Heart disease and heart failure are a leading cause of disability and death worldwide.  As the organ that pumps oxygen-rich blood throughout the body, the impact of heart disease on health is serious and sometimes fatal.  According to the most recent statistics, approximately 6.2 million adults have symptoms of heart failure, with heart failure listed on 13.4 percent of death certificates issued in the US in 2018.
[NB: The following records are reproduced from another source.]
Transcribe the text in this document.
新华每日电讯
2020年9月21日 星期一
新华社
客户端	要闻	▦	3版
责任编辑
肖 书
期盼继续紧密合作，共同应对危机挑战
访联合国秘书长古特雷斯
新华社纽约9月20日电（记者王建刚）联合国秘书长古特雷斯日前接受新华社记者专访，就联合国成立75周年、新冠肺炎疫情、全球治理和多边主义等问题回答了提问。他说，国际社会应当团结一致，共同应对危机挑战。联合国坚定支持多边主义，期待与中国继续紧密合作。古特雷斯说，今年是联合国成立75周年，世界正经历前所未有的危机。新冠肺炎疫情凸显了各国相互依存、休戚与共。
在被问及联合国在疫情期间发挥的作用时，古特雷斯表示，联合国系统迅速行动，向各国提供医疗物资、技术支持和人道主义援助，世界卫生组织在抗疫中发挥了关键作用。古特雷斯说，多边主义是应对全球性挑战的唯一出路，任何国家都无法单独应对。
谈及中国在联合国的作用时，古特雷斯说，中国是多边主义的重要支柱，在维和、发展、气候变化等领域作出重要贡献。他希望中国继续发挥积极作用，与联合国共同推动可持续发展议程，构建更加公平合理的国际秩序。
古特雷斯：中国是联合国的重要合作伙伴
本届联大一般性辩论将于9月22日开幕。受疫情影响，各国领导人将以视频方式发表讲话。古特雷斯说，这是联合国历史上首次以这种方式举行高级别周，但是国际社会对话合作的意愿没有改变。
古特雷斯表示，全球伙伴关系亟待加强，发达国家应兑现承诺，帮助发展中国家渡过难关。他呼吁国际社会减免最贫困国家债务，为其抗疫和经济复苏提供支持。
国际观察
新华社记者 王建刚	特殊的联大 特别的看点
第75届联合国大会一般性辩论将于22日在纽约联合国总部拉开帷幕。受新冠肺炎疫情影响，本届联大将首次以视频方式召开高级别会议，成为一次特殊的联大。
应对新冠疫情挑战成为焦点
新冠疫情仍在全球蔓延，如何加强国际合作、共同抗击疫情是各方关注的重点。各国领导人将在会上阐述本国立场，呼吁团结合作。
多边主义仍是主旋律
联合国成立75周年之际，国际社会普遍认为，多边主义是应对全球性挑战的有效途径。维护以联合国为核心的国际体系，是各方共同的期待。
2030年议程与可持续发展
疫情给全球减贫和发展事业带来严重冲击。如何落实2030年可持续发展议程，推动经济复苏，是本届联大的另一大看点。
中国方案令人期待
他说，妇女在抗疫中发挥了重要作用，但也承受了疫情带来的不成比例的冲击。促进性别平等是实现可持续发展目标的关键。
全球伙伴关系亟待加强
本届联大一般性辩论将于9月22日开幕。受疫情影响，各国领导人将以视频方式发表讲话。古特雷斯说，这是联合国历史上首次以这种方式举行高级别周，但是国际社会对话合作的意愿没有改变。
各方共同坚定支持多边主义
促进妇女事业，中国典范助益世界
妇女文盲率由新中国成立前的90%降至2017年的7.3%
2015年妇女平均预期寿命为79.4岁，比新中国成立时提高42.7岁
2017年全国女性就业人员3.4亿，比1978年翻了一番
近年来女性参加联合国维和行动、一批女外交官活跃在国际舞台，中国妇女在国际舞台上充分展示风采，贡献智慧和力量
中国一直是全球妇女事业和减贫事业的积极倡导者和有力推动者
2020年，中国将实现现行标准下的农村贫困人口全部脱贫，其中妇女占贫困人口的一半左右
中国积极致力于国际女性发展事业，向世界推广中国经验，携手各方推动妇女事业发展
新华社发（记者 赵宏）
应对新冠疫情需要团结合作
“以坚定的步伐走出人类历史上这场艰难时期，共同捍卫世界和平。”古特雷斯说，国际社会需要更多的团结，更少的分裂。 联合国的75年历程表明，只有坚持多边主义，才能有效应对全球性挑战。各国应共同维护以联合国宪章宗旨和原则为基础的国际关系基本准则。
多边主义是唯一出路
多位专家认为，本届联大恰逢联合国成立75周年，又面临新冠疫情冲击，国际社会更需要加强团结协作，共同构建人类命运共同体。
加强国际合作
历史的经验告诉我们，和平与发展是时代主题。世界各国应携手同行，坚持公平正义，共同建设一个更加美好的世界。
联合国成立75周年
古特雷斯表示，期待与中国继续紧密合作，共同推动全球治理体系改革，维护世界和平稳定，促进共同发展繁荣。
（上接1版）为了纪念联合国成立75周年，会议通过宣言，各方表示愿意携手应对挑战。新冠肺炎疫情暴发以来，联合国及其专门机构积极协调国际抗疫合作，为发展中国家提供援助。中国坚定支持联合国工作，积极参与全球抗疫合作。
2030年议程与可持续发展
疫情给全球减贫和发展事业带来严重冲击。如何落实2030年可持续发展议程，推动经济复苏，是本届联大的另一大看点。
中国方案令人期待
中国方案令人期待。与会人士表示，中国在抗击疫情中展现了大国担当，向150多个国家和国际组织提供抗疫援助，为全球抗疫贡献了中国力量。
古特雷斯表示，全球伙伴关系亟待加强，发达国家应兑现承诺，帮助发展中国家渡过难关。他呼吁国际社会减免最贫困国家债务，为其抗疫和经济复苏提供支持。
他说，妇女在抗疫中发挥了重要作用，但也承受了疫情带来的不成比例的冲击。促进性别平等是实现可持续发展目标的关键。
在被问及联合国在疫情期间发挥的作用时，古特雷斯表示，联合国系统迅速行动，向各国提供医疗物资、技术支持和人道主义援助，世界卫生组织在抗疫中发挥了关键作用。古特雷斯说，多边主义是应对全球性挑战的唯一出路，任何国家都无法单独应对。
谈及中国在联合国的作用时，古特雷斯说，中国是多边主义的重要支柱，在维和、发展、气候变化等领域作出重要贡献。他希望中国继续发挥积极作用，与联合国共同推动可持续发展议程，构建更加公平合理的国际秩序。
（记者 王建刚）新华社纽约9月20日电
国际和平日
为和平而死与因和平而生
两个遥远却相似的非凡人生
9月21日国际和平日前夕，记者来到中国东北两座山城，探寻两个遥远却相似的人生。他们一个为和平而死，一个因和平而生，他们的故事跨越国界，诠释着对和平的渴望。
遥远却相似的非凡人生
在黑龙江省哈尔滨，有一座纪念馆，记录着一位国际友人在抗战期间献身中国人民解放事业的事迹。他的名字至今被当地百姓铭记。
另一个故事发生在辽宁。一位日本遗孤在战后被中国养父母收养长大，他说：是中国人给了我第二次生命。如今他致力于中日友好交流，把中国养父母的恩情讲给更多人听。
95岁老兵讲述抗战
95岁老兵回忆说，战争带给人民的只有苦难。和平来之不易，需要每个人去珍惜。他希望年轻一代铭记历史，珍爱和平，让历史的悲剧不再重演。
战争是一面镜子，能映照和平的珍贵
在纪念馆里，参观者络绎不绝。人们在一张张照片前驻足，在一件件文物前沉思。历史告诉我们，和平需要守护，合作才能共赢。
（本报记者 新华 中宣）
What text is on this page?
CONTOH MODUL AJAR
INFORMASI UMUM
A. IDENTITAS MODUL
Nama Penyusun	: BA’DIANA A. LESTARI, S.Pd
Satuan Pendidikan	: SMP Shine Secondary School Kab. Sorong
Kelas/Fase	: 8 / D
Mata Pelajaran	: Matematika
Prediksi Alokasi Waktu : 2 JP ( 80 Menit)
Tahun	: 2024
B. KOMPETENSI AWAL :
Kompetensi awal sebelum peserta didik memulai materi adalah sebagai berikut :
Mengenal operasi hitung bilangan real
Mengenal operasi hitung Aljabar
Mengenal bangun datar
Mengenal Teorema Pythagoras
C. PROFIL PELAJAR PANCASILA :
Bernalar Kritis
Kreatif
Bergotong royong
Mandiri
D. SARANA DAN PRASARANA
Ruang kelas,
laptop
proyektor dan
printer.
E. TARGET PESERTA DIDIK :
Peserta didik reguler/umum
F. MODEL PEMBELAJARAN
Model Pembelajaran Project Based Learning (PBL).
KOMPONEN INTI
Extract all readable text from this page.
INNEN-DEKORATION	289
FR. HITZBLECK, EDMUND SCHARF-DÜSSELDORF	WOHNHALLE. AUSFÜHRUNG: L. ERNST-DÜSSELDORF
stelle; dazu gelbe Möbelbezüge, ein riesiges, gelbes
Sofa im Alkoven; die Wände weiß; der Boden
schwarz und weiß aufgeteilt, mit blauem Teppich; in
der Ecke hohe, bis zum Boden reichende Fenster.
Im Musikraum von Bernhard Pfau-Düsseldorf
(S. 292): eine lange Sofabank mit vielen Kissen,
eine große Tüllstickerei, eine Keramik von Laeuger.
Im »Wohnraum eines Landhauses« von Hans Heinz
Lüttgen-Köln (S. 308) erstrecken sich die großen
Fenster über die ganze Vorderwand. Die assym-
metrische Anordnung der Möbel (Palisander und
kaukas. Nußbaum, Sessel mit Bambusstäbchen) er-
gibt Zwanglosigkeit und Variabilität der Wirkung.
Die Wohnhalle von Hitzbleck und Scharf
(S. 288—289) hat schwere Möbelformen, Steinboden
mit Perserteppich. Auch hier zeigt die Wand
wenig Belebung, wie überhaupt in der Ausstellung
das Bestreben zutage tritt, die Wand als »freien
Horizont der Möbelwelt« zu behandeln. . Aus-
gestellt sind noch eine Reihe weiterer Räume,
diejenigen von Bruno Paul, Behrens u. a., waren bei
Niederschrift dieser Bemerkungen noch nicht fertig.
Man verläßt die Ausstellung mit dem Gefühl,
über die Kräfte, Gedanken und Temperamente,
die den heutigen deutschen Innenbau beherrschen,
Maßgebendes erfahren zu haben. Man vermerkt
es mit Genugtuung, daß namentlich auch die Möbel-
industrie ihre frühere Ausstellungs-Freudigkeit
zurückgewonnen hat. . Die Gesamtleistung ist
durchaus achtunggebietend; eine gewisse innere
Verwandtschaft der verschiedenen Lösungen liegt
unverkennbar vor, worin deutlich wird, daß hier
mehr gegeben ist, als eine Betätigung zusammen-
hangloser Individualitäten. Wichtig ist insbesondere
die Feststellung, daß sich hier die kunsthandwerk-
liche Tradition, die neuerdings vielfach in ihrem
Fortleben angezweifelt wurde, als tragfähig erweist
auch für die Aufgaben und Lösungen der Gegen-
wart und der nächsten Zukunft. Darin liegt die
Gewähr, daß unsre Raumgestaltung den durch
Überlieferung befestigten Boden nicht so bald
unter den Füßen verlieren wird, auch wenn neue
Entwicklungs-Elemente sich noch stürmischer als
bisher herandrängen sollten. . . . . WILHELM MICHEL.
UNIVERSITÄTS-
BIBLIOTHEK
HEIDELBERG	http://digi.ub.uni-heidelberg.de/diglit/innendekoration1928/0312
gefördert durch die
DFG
When the inability of the heart to pump enough blood causes symptoms, patients may not understand edema, fatigue, or shortness of breath are related to heat disease. Heart failure is a chronic condition but can be managed with treatment like medication and lifestyle changes.  Conditions that can lead to the development of heart failure include obesity, hypertension, diabetes, and coronary heart disease, among others. A hallmark of the 2022 guidelines is a focus on preventing heart failure in people who are suffering early symptoms that could signal heart trouble ahead.

The guidelines describe four stages, A through D, that identify the progression of the disease and recommended treatment to avoid further decline or structural changes of the heart.  Dr. Paul Heidenreich, the Chair of the guideline writing committee notes, “One primary goal with the new guideline was to use recently published data to update our recommendations for the evaluation and management of heart failure, [a] focus was prevention of heart failure through optimizing blood pressure control and adherence to a healthy lifestyle.”

Study authors note there are approximately 121.5 million people in the US with high blood pressure, 100 million who suffer obesity, and 28 million with diabetes. These factors already place this portion of the US population in stage A at heightened risk for developing heart failure.

The guidelines are an important cornerstone for physicians treating cardiovascular disease in patients, and for physicians who may have patients at risk for developing heart failure or cardiovascular disease.  Patients understandably rely on their healthcare providers to understand these updated recommendations and to advise them on how best to prevent or manage a heart condition that may prove fatal without treatment.

If you have concerns about heart disease, talk to your doctor about how the new guidelines could help you prevent or deter damage that could lead to heart failure.